Meinen Trainingsrhythmus mit 3 Tagen Skifahren und 1-2 Tage Pause behielt ich bis zum Schluss bei. Meinen Trainingsumfang im SG und Abfahrtsbereich hab ich am Ende doch etwas erhöht, was mir dann etwas auf den Kopfgefallen ist und ich die letzten 3 Tage nicht mehr Riesentorlauf trainieren konnte. Mein Knie war zwar nicht besonders geschwollen aber ich habe keinen Druck mehr auf den Ski gebracht, und dann habe ich mich auch nicht mehr getraut, voll Druck zu geben. Meine Trainer und ich beschlossen, die letzten Tage schon als Regeneration zu nützten, um bald nach dem Rückflug dafür mit weiteren Konditionstraining zu starten.
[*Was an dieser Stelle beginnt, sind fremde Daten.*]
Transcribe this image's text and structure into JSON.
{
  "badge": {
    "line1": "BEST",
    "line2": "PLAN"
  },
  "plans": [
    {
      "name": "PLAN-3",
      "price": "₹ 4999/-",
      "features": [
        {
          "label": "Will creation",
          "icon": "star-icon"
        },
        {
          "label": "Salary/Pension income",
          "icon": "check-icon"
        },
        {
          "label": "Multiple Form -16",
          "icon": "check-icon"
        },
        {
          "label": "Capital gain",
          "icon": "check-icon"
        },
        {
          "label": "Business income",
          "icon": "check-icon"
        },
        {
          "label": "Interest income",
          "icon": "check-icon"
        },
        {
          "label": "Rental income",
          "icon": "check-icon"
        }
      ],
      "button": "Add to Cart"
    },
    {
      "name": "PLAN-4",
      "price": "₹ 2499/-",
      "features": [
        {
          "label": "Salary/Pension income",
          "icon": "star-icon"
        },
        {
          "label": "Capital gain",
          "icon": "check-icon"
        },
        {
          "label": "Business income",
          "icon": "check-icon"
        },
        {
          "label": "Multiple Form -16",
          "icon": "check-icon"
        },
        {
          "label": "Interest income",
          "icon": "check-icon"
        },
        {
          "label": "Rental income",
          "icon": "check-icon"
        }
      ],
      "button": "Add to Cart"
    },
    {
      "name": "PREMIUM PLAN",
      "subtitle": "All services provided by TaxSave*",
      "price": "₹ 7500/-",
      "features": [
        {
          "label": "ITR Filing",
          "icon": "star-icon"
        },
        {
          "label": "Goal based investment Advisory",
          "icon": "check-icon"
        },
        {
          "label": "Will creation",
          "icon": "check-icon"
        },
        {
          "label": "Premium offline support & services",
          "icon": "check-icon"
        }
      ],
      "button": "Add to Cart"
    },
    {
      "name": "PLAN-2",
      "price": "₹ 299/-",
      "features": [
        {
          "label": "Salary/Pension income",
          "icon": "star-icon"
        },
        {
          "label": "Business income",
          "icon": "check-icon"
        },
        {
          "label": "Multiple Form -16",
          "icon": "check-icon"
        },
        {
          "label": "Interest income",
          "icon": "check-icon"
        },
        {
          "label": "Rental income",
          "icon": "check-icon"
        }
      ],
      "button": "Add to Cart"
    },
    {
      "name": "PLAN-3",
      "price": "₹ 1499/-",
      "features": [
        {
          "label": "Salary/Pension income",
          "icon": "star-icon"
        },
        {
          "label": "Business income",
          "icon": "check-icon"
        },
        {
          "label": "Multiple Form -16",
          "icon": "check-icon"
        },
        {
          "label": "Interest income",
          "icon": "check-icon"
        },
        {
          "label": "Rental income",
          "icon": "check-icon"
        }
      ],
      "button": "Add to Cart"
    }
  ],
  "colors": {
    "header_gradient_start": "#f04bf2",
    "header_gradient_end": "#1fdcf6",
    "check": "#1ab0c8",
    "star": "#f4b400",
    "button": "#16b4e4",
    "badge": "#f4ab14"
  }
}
Ich haben in diesen 3 ½ Wochen mehr und besser Trainieren können, als davor zu erwarten war. Ich habe gehofft, am Ende dieses Trainingskurses soweit zu sein, um über die Abfahrt und die Sprünge fahren zu können und dieses Ziel hab ich erreicht. Im SG konnte ich mich auch technisch steigern und schon einige gute Schwünge zeigen. Das es noch viel zu tun gibt ist auch klar. Die Selbstverständlichkeit der letzten Saison ist noch weit weg aber nicht unerreichbar 😉

 

 

(c) nici schmidhofer

 

 

 

Hola La Parva

Mein erstes großes Ziel

Chile war eines meiner großen Ziele in diesem Sommer. Von Anfang an war der 1 September (Abflug Chile) in meinem Kopf. Bis dahin will ich fit sein, ich will mit dem Team die Vorbereitung in La Parva starten. Bis dahin war es ein weiter und nicht ganz einfacher Weg.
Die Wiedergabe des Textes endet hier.